Al recomenzar la escritura me sumergí de inmediato en aquel sonido. Creo que me hacía olvidarme incluso de lo que escribía, porque ahora no recuerdo nada sobre ello. Oí el roce de unas ropas a mi espalda, dejé de teclear y pude ver una sombra sobre la blancura del papel a medio escribir que escupía la “Underwood”. El golpe me lanzó contra la máquina. El dolor en el cráneo convirtió en cosquillas el impacto en la cara. Noté que una de mis manos arrugaba los papeles escritos. Al abrir los ojos los vi deformados por mi mano crispada. Una masa pastosa de color rojizo oscuro iba al encuentro de los folios. Noté que el intruso introducía su mano en mi pantalón y me quitaba la cartera. Su respiración agitada denotaba su angustia. Intenté girar los ojos para verle pero sentía mi cabeza a punto de estallar. Fue él quien se puso delante de mí. Entonces le vi.
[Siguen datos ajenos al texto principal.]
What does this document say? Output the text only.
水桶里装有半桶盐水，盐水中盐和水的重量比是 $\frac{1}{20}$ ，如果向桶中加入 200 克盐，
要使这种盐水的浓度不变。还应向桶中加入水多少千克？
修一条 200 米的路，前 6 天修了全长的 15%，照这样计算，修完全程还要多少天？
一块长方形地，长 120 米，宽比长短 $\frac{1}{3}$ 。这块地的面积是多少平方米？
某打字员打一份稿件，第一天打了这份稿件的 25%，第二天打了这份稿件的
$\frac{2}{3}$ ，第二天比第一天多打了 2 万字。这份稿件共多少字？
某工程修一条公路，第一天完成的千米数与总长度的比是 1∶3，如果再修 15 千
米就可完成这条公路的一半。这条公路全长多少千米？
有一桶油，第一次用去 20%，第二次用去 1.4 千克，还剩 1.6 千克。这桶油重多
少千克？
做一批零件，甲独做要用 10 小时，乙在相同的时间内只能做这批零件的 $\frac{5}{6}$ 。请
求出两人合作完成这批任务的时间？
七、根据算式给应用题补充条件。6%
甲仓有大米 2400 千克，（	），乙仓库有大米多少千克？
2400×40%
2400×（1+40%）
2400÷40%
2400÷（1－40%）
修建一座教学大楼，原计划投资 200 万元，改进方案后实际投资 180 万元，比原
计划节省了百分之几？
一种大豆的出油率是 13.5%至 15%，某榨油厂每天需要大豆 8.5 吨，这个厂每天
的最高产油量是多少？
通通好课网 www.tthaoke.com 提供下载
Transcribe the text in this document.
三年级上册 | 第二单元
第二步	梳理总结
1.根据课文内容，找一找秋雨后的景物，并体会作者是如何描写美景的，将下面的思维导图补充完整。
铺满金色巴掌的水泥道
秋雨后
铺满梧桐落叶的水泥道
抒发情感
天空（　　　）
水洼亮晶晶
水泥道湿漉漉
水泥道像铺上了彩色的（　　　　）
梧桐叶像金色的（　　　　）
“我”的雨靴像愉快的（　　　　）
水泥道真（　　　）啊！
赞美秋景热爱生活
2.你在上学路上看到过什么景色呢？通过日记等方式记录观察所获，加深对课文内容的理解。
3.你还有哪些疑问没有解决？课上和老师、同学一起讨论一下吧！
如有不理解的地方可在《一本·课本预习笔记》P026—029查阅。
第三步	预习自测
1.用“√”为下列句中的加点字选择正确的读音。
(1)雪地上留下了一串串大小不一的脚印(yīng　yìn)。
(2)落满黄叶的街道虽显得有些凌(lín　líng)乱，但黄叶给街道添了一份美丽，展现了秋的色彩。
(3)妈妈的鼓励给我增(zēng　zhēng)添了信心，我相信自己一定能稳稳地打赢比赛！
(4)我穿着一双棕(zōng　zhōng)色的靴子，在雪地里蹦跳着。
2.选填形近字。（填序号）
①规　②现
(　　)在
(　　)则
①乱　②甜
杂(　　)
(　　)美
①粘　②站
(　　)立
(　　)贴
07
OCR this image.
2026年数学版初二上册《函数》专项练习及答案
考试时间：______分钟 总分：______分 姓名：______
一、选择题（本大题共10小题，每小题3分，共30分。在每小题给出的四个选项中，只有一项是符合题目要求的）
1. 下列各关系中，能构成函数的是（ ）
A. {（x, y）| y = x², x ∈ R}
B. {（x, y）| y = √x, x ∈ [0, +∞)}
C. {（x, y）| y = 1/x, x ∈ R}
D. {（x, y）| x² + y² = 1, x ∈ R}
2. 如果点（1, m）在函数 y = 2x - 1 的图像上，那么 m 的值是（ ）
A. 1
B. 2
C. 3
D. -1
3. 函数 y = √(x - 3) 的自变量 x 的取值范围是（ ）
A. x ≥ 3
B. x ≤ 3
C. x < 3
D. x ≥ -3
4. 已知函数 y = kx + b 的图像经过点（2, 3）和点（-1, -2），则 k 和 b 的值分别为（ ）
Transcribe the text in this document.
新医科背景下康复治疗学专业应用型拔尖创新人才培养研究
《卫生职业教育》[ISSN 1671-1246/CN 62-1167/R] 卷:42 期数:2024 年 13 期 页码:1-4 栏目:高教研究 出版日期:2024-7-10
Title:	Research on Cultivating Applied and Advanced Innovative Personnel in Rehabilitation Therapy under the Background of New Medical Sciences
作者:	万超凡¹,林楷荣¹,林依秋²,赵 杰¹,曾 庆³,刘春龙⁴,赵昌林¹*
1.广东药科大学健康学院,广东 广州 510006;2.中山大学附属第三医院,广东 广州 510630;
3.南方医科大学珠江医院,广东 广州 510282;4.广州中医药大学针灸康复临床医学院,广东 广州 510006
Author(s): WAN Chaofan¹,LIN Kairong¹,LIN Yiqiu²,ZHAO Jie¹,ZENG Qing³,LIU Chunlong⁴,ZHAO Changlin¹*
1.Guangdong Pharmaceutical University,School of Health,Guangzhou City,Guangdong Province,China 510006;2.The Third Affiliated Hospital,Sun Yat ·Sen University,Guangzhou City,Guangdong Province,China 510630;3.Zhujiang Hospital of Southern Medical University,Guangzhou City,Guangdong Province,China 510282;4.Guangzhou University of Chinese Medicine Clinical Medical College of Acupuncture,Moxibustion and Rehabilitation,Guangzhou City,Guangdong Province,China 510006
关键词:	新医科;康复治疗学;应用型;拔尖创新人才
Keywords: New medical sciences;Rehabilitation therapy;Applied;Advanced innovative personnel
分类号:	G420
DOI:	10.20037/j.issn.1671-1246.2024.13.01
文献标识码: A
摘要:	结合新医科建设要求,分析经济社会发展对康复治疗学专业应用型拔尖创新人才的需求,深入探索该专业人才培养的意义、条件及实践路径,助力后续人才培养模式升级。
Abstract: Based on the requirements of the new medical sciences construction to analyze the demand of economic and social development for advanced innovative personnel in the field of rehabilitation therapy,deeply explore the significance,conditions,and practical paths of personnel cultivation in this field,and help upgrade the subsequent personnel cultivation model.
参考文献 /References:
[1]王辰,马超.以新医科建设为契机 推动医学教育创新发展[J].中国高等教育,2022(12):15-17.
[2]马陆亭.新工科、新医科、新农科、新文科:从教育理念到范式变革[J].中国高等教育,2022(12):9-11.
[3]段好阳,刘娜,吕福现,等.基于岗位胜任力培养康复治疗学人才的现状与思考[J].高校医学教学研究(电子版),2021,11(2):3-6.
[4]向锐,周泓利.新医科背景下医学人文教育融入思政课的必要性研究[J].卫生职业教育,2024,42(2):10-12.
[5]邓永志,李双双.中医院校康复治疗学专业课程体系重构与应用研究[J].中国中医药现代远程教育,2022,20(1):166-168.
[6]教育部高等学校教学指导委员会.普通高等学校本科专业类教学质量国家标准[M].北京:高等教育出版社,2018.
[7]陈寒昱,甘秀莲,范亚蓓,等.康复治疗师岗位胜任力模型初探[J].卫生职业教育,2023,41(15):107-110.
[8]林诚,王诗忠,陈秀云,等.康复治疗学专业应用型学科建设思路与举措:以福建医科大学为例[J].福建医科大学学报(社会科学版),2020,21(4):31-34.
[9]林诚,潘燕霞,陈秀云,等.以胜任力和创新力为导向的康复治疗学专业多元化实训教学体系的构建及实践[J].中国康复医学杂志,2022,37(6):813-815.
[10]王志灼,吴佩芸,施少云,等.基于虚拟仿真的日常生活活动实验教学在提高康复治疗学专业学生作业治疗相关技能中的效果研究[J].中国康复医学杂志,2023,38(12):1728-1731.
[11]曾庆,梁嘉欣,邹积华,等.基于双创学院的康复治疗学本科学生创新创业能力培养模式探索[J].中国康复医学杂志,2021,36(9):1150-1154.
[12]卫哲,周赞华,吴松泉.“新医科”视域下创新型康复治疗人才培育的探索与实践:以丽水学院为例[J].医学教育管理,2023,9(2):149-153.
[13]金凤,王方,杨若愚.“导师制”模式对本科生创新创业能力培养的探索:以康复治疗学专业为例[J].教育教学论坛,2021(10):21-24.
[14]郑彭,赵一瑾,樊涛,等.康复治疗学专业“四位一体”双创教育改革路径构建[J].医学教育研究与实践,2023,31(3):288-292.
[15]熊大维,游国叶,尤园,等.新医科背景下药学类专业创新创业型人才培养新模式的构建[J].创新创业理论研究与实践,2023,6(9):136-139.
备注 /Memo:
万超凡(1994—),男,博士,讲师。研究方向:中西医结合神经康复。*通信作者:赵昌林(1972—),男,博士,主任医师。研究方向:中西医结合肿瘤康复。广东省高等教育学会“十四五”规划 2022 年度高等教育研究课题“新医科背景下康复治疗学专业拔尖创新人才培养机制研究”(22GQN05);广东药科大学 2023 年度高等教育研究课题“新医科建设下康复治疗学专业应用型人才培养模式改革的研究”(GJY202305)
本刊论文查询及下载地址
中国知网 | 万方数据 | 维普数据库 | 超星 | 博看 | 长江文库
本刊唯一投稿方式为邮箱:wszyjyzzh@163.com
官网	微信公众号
Soy yo con veinticinco años.
Recordé haber escrito una novela corta autobiográfica donde plasmaba todos mis miedos: el miedo al fracaso, a la soledad, a la falta de reconocimiento, a no disfrutar escribiendo… Al protagonista no le cambié el nombre. Tenía el mío.
–Yo te creé… –logro murmurarle.
–No –me contesta–. Yo te he creado a ti. Escribí una novela corta sobre todos mis sueños: el éxito, el amor, el reconocimiento, el goce de vivir de lo que más me gusta… Mi protagonista tenía mi nombre. Pero no me has servido de nada.
Sus ojos rebosan odio acumulado por decenios. Su última mirada es para los billetes que ha sacado de mi cartera. Le oigo alejarse por el pasillo y cerrar la puerta de mi piso.
El dolor remite. Un calor mórbido me invade y llena de laxitud mis miembros. Mis ojos se cierran. A lo lejos me parece escuchar el sonido de la máquina de escribir.
Anoche escribí que escribía y en medio de lo escrito, escribí que soñaba.